A Quinta Turma do Tribunal Superior do Trabalho decidiu, por maioria, que a Fundação Hospitalar de Saúde (FHS), de Aracaju (SE), procedeu de forma lícita ao descontar do salário de um médico os valores que excedem o teto constitucional. Para a Turma, a FHS, fundação pública que presta serviços de saúde no estado, se submete à regra que limita a remuneração, no âmbito do Poder Executivo estadual, ao subsídio mensal do governador (artigo 37, XI, da Constituição da República).

Limitador de teto

Na reclamação trabalhista, o médico disse que fora contratado em 2010, mediante concurso público, como obstetra do Hospital Nossa Senhora da Glória, administrado pela FHS, pelo regime celetista. Sua remuneração era composta de salário básico, acrescido de um valor variável de acordo com as horas extras prestadas.

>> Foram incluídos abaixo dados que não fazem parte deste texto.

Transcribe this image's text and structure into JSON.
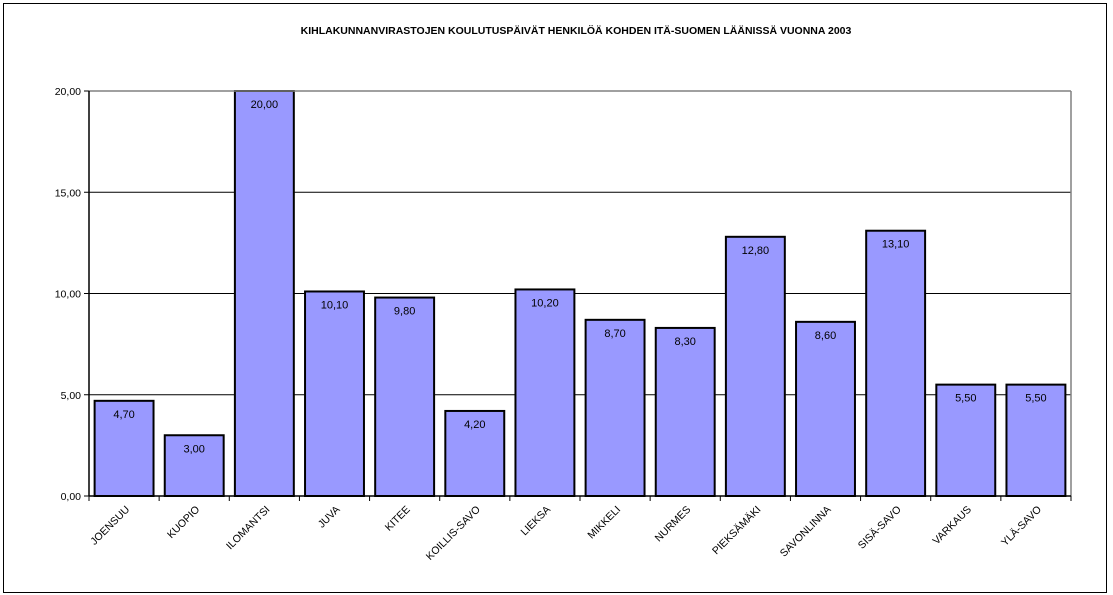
{
  "chart_data": {
    "type": "bar",
    "title": "KIHLAKUNNANVIRASTOJEN KOULUTUSPÄIVÄT HENKILÖÄ KOHDEN ITÄ-SUOMEN LÄÄNISSÄ VUONNA 2003",
    "categories": [
      "JOENSUU",
      "KUOPIO",
      "ILOMANTSI",
      "JUVA",
      "KITEE",
      "KOILLIS-SAVO",
      "LIEKSA",
      "MIKKELI",
      "NURMES",
      "PIEKSÄMÄKI",
      "SAVONLINNA",
      "SISÄ-SAVO",
      "VARKAUS",
      "YLÄ-SAVO"
    ],
    "values": [
      4.7,
      3.0,
      20.0,
      10.1,
      9.8,
      4.2,
      10.2,
      8.7,
      8.3,
      12.8,
      8.6,
      13.1,
      5.5,
      5.5
    ],
    "data_labels": [
      "4,70",
      "3,00",
      "20,00",
      "10,10",
      "9,80",
      "4,20",
      "10,20",
      "8,70",
      "8,30",
      "12,80",
      "8,60",
      "13,10",
      "5,50",
      "5,50"
    ],
    "y_ticks": [
      "0,00",
      "5,00",
      "10,00",
      "15,00",
      "20,00"
    ],
    "xlabel": "",
    "ylabel": "",
    "ylim": [
      0,
      20
    ],
    "grid": true,
    "legend": "none",
    "colors": {
      "bar": "#9999ff",
      "bar_stroke": "#000000",
      "grid": "#000000",
      "plot_border": "#808080"
    }
  }
}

Em 2012, foi contratado, pelo mesmo hospital, para a função de ginecologista, com remuneração nos mesmos moldes do primeiro contrato. Todavia, em 2014, passara a sofrer descontos no contracheque, sob a rubrica “limitador de teto”. A seu ver, os descontos eram indevidos, por se tratar de acumulação de cargos públicos admitida pela Constituição.

A fundação, em defesa, sustentou que havia efetuado os descontos com base na jurisprudência dominante dos tribunais acerca da aplicação do teto remuneratório aos casos de acumulação lícita de cargos, que alcança as horas extras.

Enriquecimento ilícito

O Tribunal Regional do Trabalho da 20ª Região (SE) considerou indevidos os descontos. Para o TRT, como o médico fora contratado pela CLT, o desconto sobre horas extras efetivamente prestadas representariam enriquecimento ilícito do empregador. “Se a fundação entende que o  teto remuneratório do empregado não poderia extrapolar determinado limite, não deveria ter permitido, muito menos determinado, o trabalho em sobrejornada”, assinalou.

Princípios norteadores

O relator do recurso de revista, ministro Breno Medeiros, ressaltou que a FHS é fundação pública de direito privado e, nessa condição, se sujeita aos princípios constitucionais da legalidade, da impessoalidade, da moralidade, da publicidade e da eficiência, norteadores da administração pública, aplicando-se a ela, portanto, a limitação do teto, inclusive quanto às horas extraordinárias. “A previsão constitucional de um limite máximo de pagamento de retribuição dos servidores e dos agentes públicos objetiva maior eficiência, controle e transparência dos gastos públicos, correções de distorções no sistema remuneratório, moralização das despesas com pessoal, tudo com vistas a proteger o erário e, em última análise, a própria sociedade, responsável última pelo custeio dos serviços públicos que lhe são prestados”, afirmou.

Segundo o ministro, a distorção do caso concreto pode ser resolvida por meio de prestações alternativas, como o sistema de compensação de jornada.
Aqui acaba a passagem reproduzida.